Dans les sociétés industrielles, l’optimisme du progrès a profondément orienté l’imaginaire collectif.

Chaque civilisation possède en quelque sorte une météorologie émotionnelle.

Aujourd’hui, certains penseurs suggèrent qu’une nouvelle émotion pourrait devenir centrale.

Une émotion qui mêlerait :

  • curiosité
  • respect
  • responsabilité
  • gratitude

Une forme d’émerveillement responsable face au vivant.

Un changement de récit

Si cette transformation se confirme, elle pourrait modifier profondément les récits culturels.

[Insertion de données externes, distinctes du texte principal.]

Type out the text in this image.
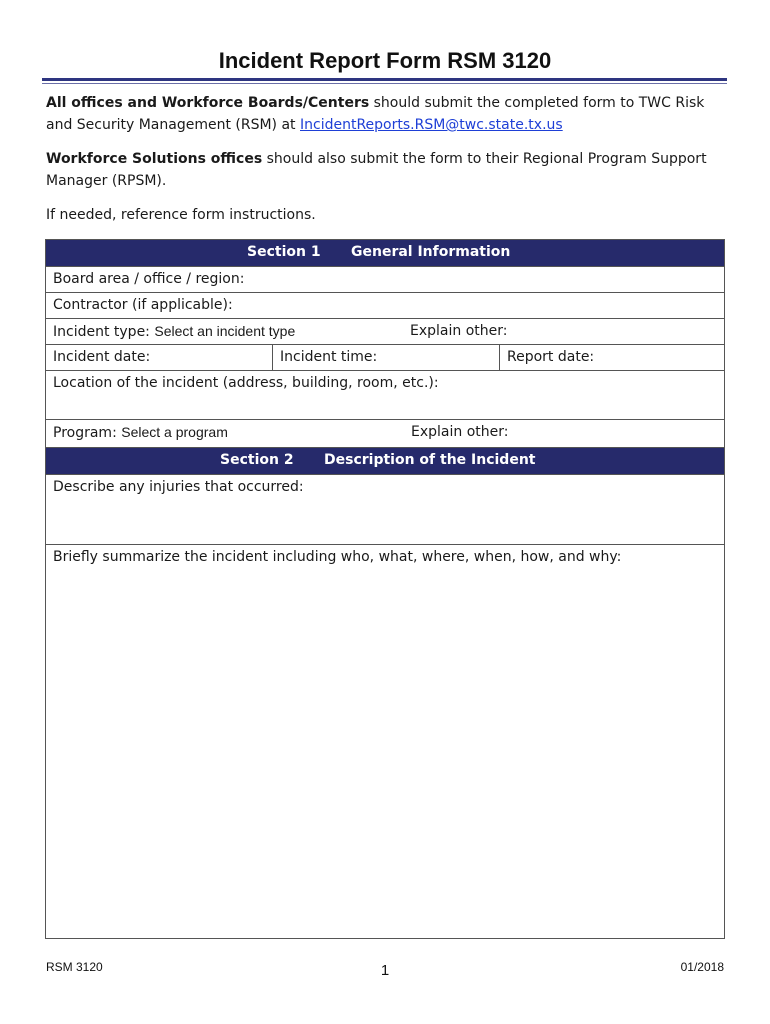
Incident Report Form RSM 3120
All offices and Workforce Boards/Centers should submit the completed form to TWC Risk and Security Management (RSM) at IncidentReports.RSM@twc.state.tx.us
Workforce Solutions offices should also submit the form to their Regional Program Support Manager (RPSM).
If needed, reference form instructions.
Section 1 General Information
Board area / office / region:
Contractor (if applicable):
Incident type: Select an incident type	Explain other:
Incident date:	Incident time:	Report date:
Location of the incident (address, building, room, etc.):
Program: Select a program	Explain other:
Section 2 Description of the Incident
Describe any injuries that occurred:
Briefly summarize the incident including who, what, where, when, how, and why:
RSM 3120	1	01/2018
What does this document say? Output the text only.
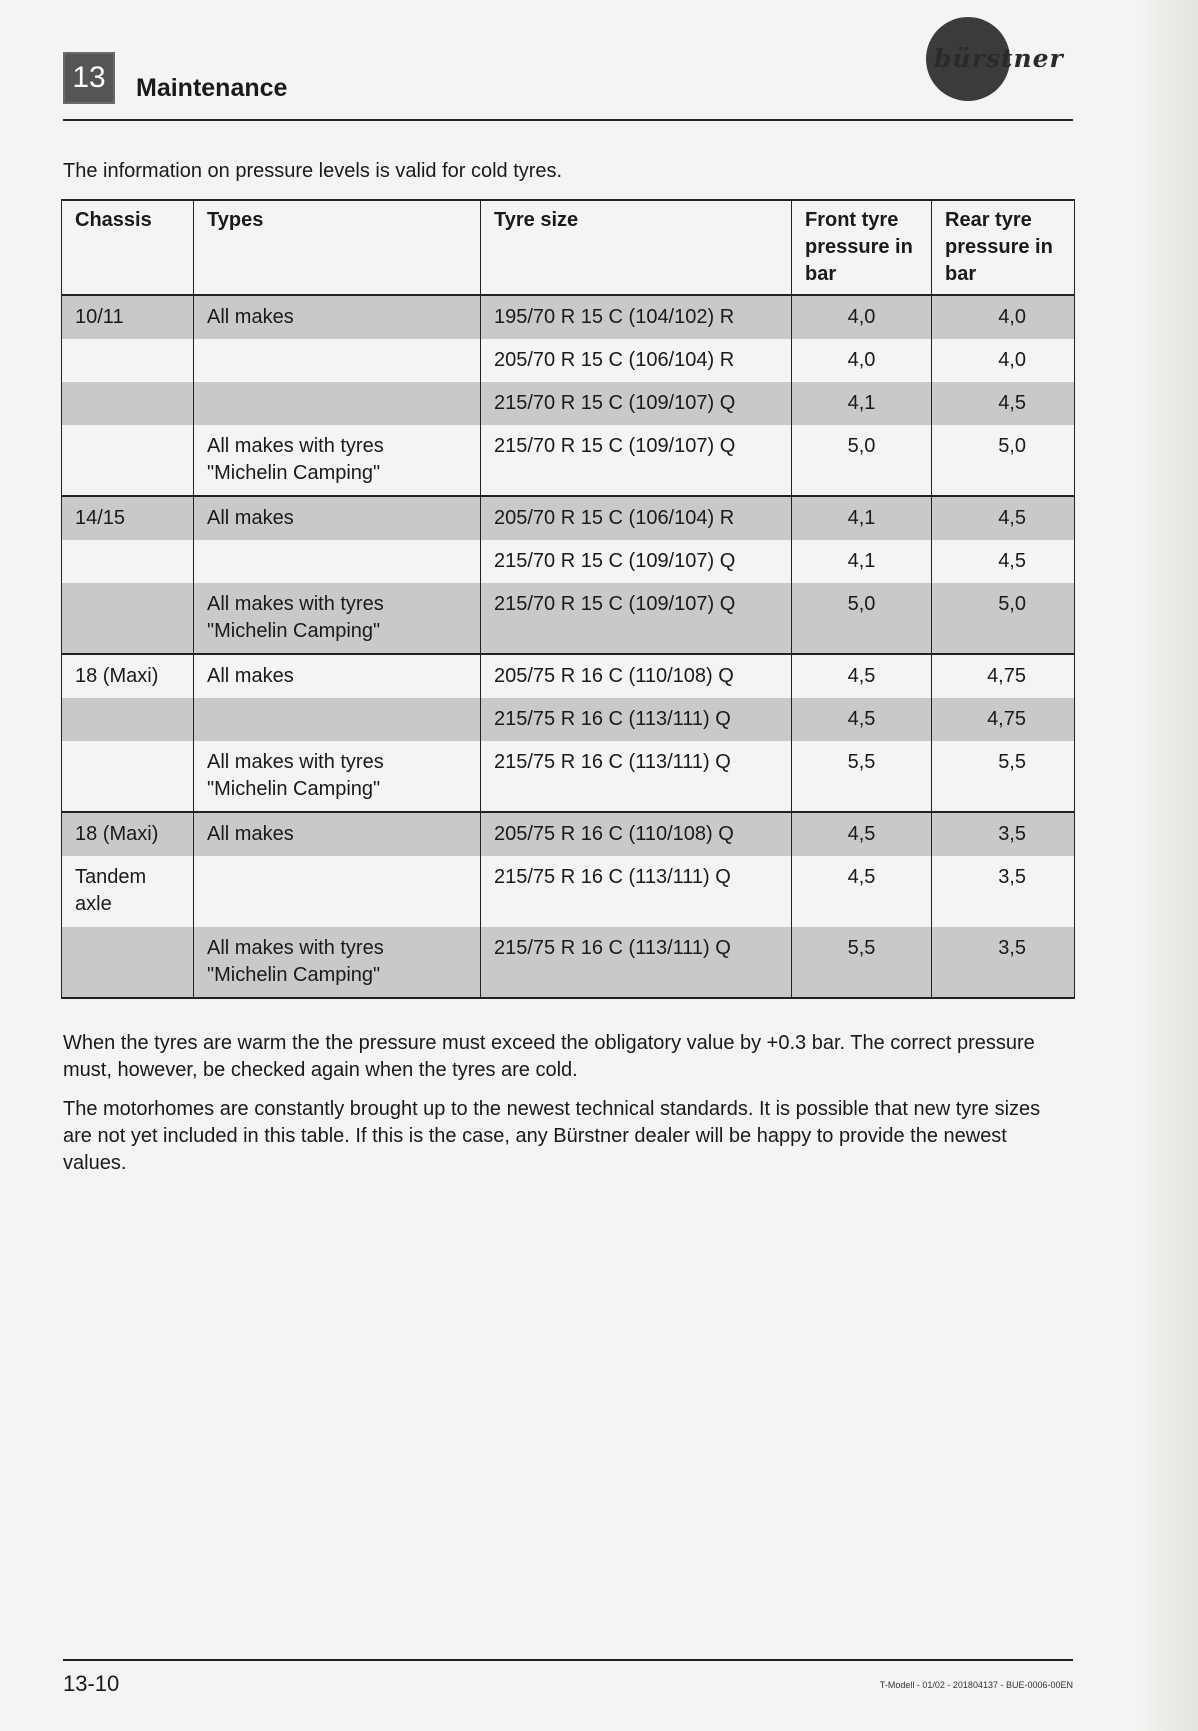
13	Maintenance
bürstner
The information on pressure levels is valid for cold tyres.
Chassis	Types	Tyre size	Front tyre pressure in bar	Rear tyre pressure in bar
10/11	All makes	195/70 R 15 C (104/102) R	4,0	4,0
		205/70 R 15 C (106/104) R	4,0	4,0
		215/70 R 15 C (109/107) Q	4,1	4,5
	All makes with tyres "Michelin Camping"	215/70 R 15 C (109/107) Q	5,0	5,0
14/15	All makes	205/70 R 15 C (106/104) R	4,1	4,5
		215/70 R 15 C (109/107) Q	4,1	4,5
	All makes with tyres "Michelin Camping"	215/70 R 15 C (109/107) Q	5,0	5,0
18 (Maxi)	All makes	205/75 R 16 C (110/108) Q	4,5	4,75
		215/75 R 16 C (113/111) Q	4,5	4,75
	All makes with tyres "Michelin Camping"	215/75 R 16 C (113/111) Q	5,5	5,5
18 (Maxi)	All makes	205/75 R 16 C (110/108) Q	4,5	3,5
Tandem axle		215/75 R 16 C (113/111) Q	4,5	3,5
	All makes with tyres "Michelin Camping"	215/75 R 16 C (113/111) Q	5,5	3,5
When the tyres are warm the the pressure must exceed the obligatory value by +0.3 bar. The correct pressure must, however, be checked again when the tyres are cold.
The motorhomes are constantly brought up to the newest technical standards. It is possible that new tyre sizes are not yet included in this table. If this is the case, any Bürstner dealer will be happy to provide the newest values.
13-10	T-Modell - 01/02 - 201804137 - BUE-0006-00EN
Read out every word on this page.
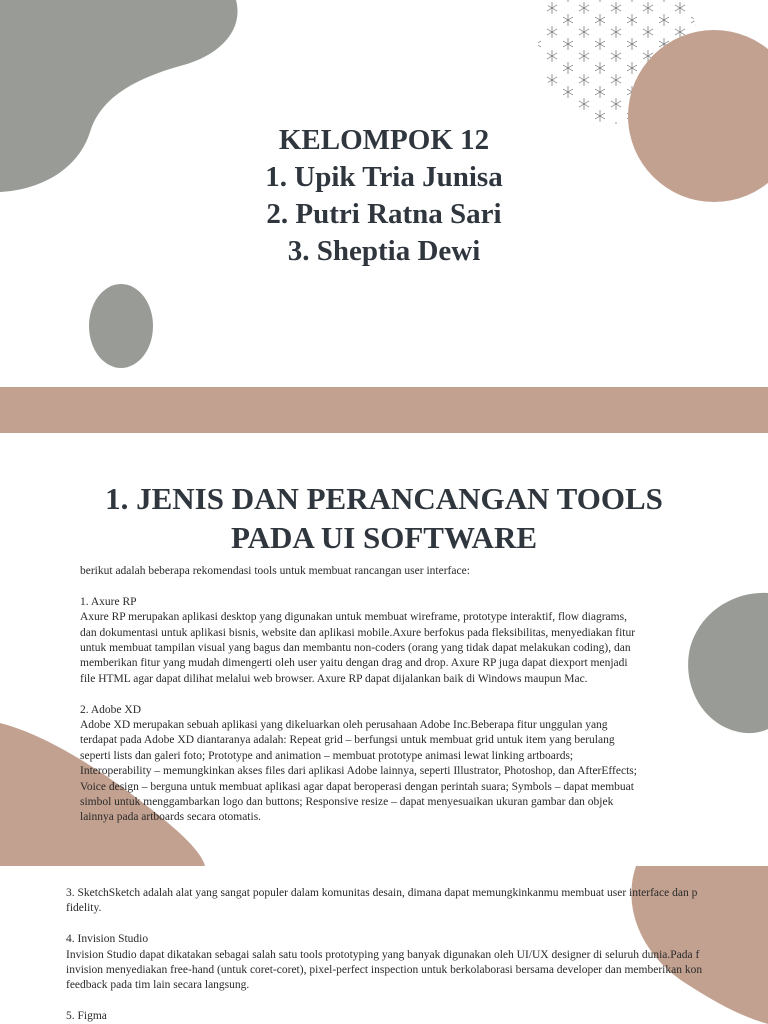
KELOMPOK 12
1. Upik Tria Junisa
2. Putri Ratna Sari
3. Sheptia Dewi
1. JENIS DAN PERANCANGAN TOOLS
PADA UI SOFTWARE
berikut adalah beberapa rekomendasi tools untuk membuat rancangan user interface:
1. Axure RP
Axure RP merupakan aplikasi desktop yang digunakan untuk membuat wireframe, prototype interaktif, flow diagrams,
dan dokumentasi untuk aplikasi bisnis, website dan aplikasi mobile.Axure berfokus pada fleksibilitas, menyediakan fitur
untuk membuat tampilan visual yang bagus dan membantu non-coders (orang yang tidak dapat melakukan coding), dan
memberikan fitur yang mudah dimengerti oleh user yaitu dengan drag and drop. Axure RP juga dapat diexport menjadi
file HTML agar dapat dilihat melalui web browser. Axure RP dapat dijalankan baik di Windows maupun Mac.
2. Adobe XD
Adobe XD merupakan sebuah aplikasi yang dikeluarkan oleh perusahaan Adobe Inc.Beberapa fitur unggulan yang
terdapat pada Adobe XD diantaranya adalah: Repeat grid – berfungsi untuk membuat grid untuk item yang berulang
seperti lists dan galeri foto; Prototype and animation – membuat prototype animasi lewat linking artboards;
Interoperability – memungkinkan akses files dari aplikasi Adobe lainnya, seperti Illustrator, Photoshop, dan AfterEffects;
Voice design – berguna untuk membuat aplikasi agar dapat beroperasi dengan perintah suara; Symbols – dapat membuat
simbol untuk menggambarkan logo dan buttons; Responsive resize – dapat menyesuaikan ukuran gambar dan objek
lainnya pada artboards secara otomatis.
3. SketchSketch adalah alat yang sangat populer dalam komunitas desain, dimana dapat memungkinkanmu membuat user interface dan p
fidelity.
4. Invision Studio
Invision Studio dapat dikatakan sebagai salah satu tools prototyping yang banyak digunakan oleh UI/UX designer di seluruh dunia.Pada f
invision menyediakan free-hand (untuk coret-coret), pixel-perfect inspection untuk berkolaborasi bersama developer dan memberikan kon
feedback pada tim lain secara langsung.
5. Figma
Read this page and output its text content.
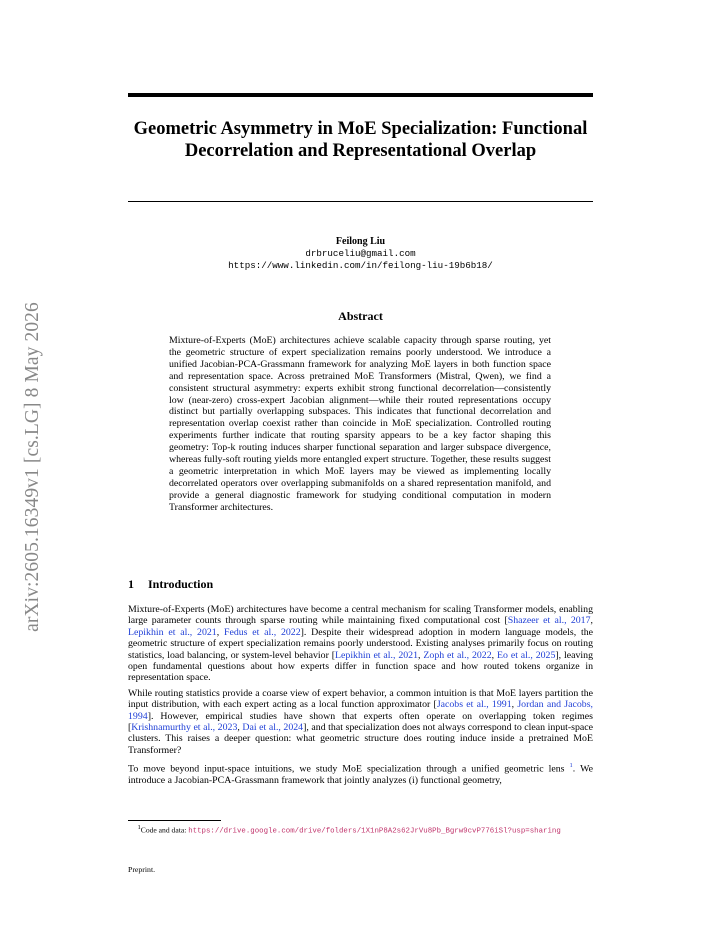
arXiv:2605.16349v1 [cs.LG] 8 May 2026
Geometric Asymmetry in MoE Specialization: Functional Decorrelation and Representational Overlap
Feilong Liu
drbruceliu@gmail.com
https://www.linkedin.com/in/feilong-liu-19b6b18/
Abstract
Mixture-of-Experts (MoE) architectures achieve scalable capacity through sparse routing, yet the geometric structure of expert specialization remains poorly understood. We introduce a unified Jacobian-PCA-Grassmann framework for analyzing MoE layers in both function space and representation space. Across pretrained MoE Transformers (Mistral, Qwen), we find a consistent structural asymmetry: experts exhibit strong functional decorrelation—consistently low (near-zero) cross-expert Jacobian alignment—while their routed representations occupy distinct but partially overlapping subspaces. This indicates that functional decorrelation and representation overlap coexist rather than coincide in MoE specialization. Controlled routing experiments further indicate that routing sparsity appears to be a key factor shaping this geometry: Top-k routing induces sharper functional separation and larger subspace divergence, whereas fully-soft routing yields more entangled expert structure. Together, these results suggest a geometric interpretation in which MoE layers may be viewed as implementing locally decorrelated operators over overlapping submanifolds on a shared representation manifold, and provide a general diagnostic framework for studying conditional computation in modern Transformer architectures.
1 Introduction

Mixture-of-Experts (MoE) architectures have become a central mechanism for scaling Transformer models, enabling large parameter counts through sparse routing while maintaining fixed computational cost [Shazeer et al., 2017, Lepikhin et al., 2021, Fedus et al., 2022]. Despite their widespread adoption in modern language models, the geometric structure of expert specialization remains poorly understood. Existing analyses primarily focus on routing statistics, load balancing, or system-level behavior [Lepikhin et al., 2021, Zoph et al., 2022, Eo et al., 2025], leaving open fundamental questions about how experts differ in function space and how routed tokens organize in representation space.

While routing statistics provide a coarse view of expert behavior, a common intuition is that MoE layers partition the input distribution, with each expert acting as a local function approximator [Jacobs et al., 1991, Jordan and Jacobs, 1994]. However, empirical studies have shown that experts often operate on overlapping token regimes [Krishnamurthy et al., 2023, Dai et al., 2024], and that specialization does not always correspond to clean input-space clusters. This raises a deeper question: what geometric structure does routing induce inside a pretrained MoE Transformer?

To move beyond input-space intuitions, we study MoE specialization through a unified geometric lens $^1$. We introduce a Jacobian-PCA-Grassmann framework that jointly analyzes (i) functional geometry,

$^1$Code and data: https://drive.google.com/drive/folders/1X1nP8A2s62JrVu8Pb_Bgrw9cvP776iSl?usp=sharing
Preprint.
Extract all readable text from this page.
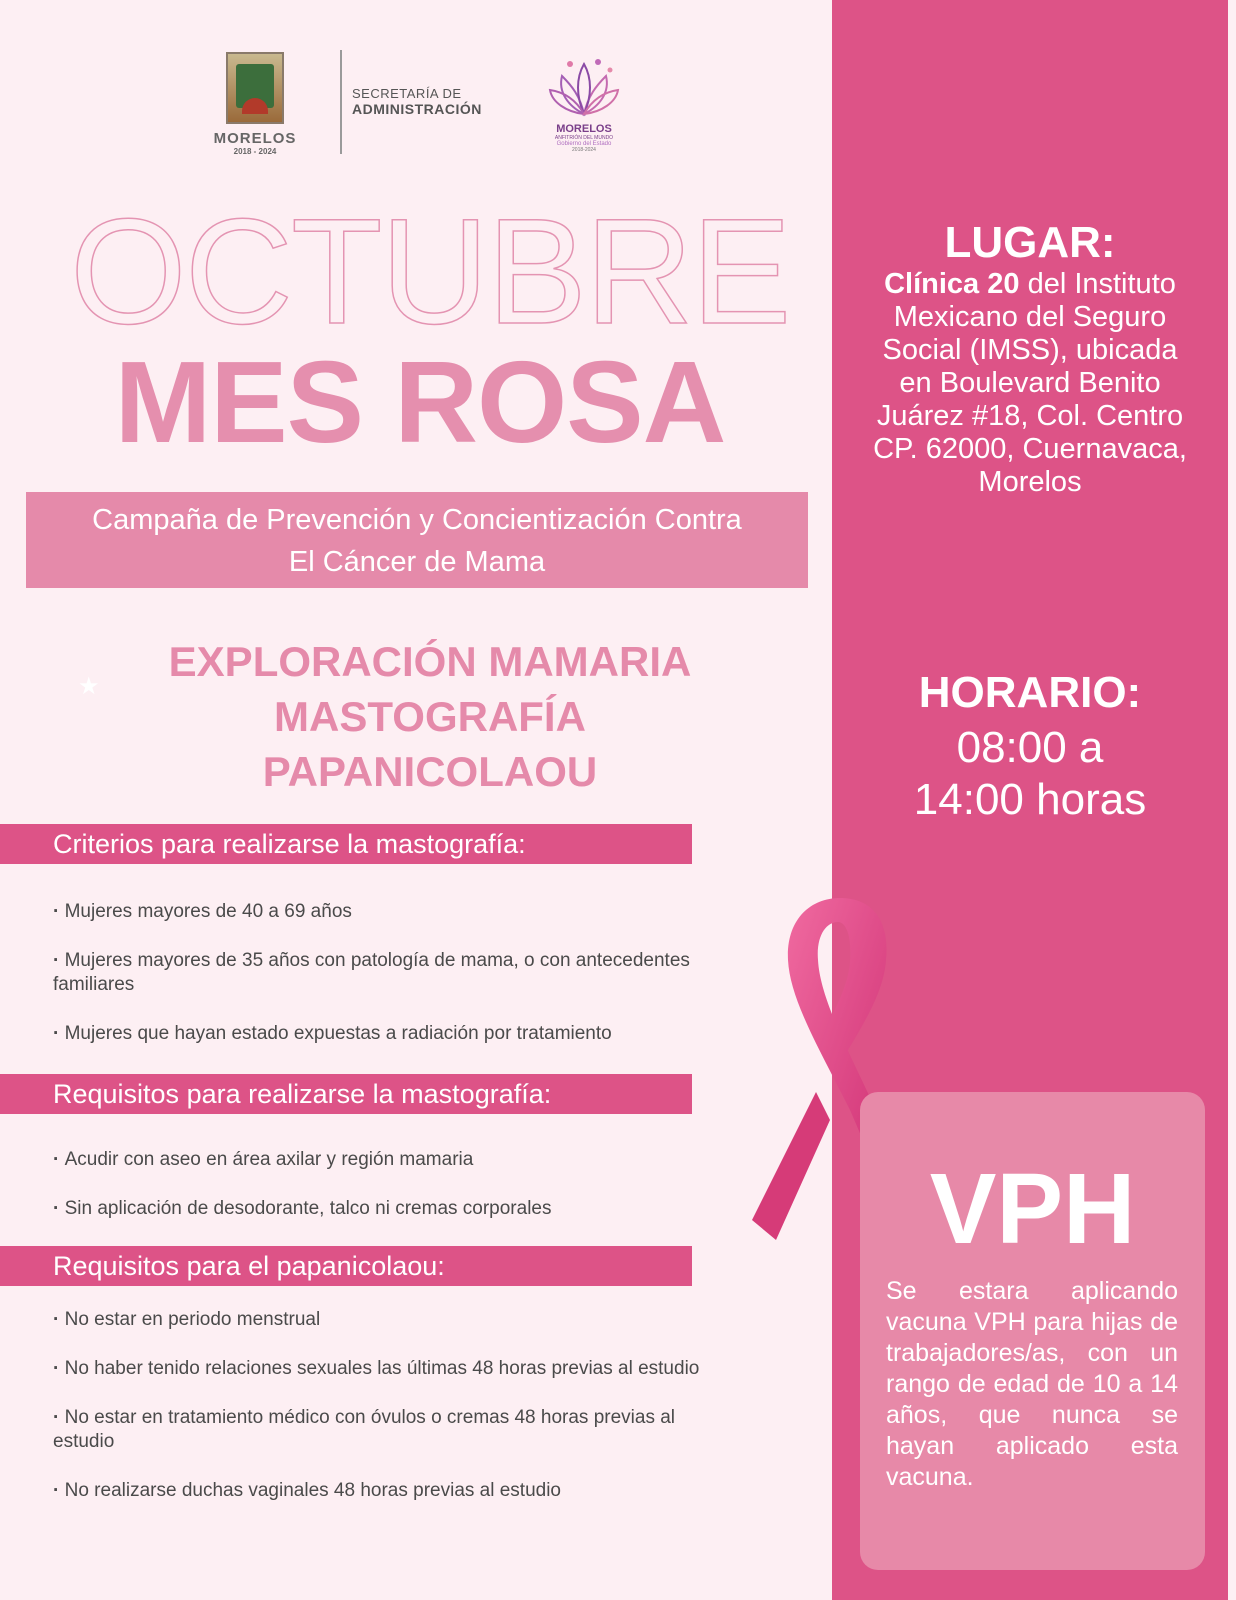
MORELOS
2018 - 2024
SECRETARÍA DE
ADMINISTRACIÓN
MORELOS
ANFITRIÓN DEL MUNDO
Gobierno del Estado
2018-2024
OCTUBRE
MES ROSA
Campaña de Prevención y Concientización Contra
El Cáncer de Mama
★
EXPLORACIÓN MAMARIA
MASTOGRAFÍA
PAPANICOLAOU
Criterios para realizarse la mastografía:
· Mujeres mayores de 40 a 69 años
· Mujeres mayores de 35 años con patología de mama, o con antecedentes familiares
· Mujeres que hayan estado expuestas a radiación por tratamiento
Requisitos para realizarse la mastografía:
· Acudir con aseo en área axilar y región mamaria
· Sin aplicación de desodorante, talco ni cremas corporales
Requisitos para el papanicolaou:
· No estar en periodo menstrual
· No haber tenido relaciones sexuales las últimas 48 horas previas al estudio
· No estar en tratamiento médico con óvulos o cremas 48 horas previas al estudio
· No realizarse duchas vaginales 48 horas previas al estudio
LUGAR:
Clínica 20 del Instituto Mexicano del Seguro Social (IMSS), ubicada en Boulevard Benito Juárez #18, Col. Centro CP. 62000, Cuernavaca, Morelos
HORARIO:
08:00 a
14:00 horas
VPH
Se estara aplicando vacuna VPH para hijas de trabajadores/as, con un rango de edad de 10 a 14 años, que nunca se hayan aplicado esta vacuna.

Pendant longtemps, le récit dominant était simple :

l’humain conquiert la nature.

Mais un autre récit commence à apparaître :

l’humain participe au vivant.

Ce déplacement peut sembler subtil.

En réalité, il est immense.

Il transforme potentiellement :

  • la politique
  • la science
  • l’économie
  • la culture

L’émerveillement comme force de protection

Les humains protègent rarement ce qu’ils considèrent comme banal.

Ils protègent ce qui leur semble :

  • précieux
  • unique
  • digne d’admiration

C’est pourquoi l’émerveillement peut jouer un rôle essentiel.

La peur peut alerter.

Mais l’émerveillement crée un attachement profond.

Et cet attachement peut devenir une force de transformation culturelle.

Une nouvelle manière d’habiter la Terre

Peut-être que le défi culturel du XXIᵉ siècle consiste à trouver un nouvel équilibre.

Ni naïveté.

Ni cynisme.

Mais une lucidité capable de reconnaître la complexité du monde… tout en conservant la capacité d’émerveillement.

Car l’émerveillement n’est pas une fuite hors du réel.

Il est souvent le signe d’une perception plus profonde du réel.

Et peut-être que les sociétés humaines auront besoin de cette émotion pour réinventer leur manière d’habiter la Terre.

ENCART FINAL

La peur peut réveiller les sociétés.

Mais seul l’émerveillement peut leur donner envie de prendre soin du monde.

Car les civilisations protègent rarement ce qu’elles redoutent.

Elles protègent ce qu’elles admirent.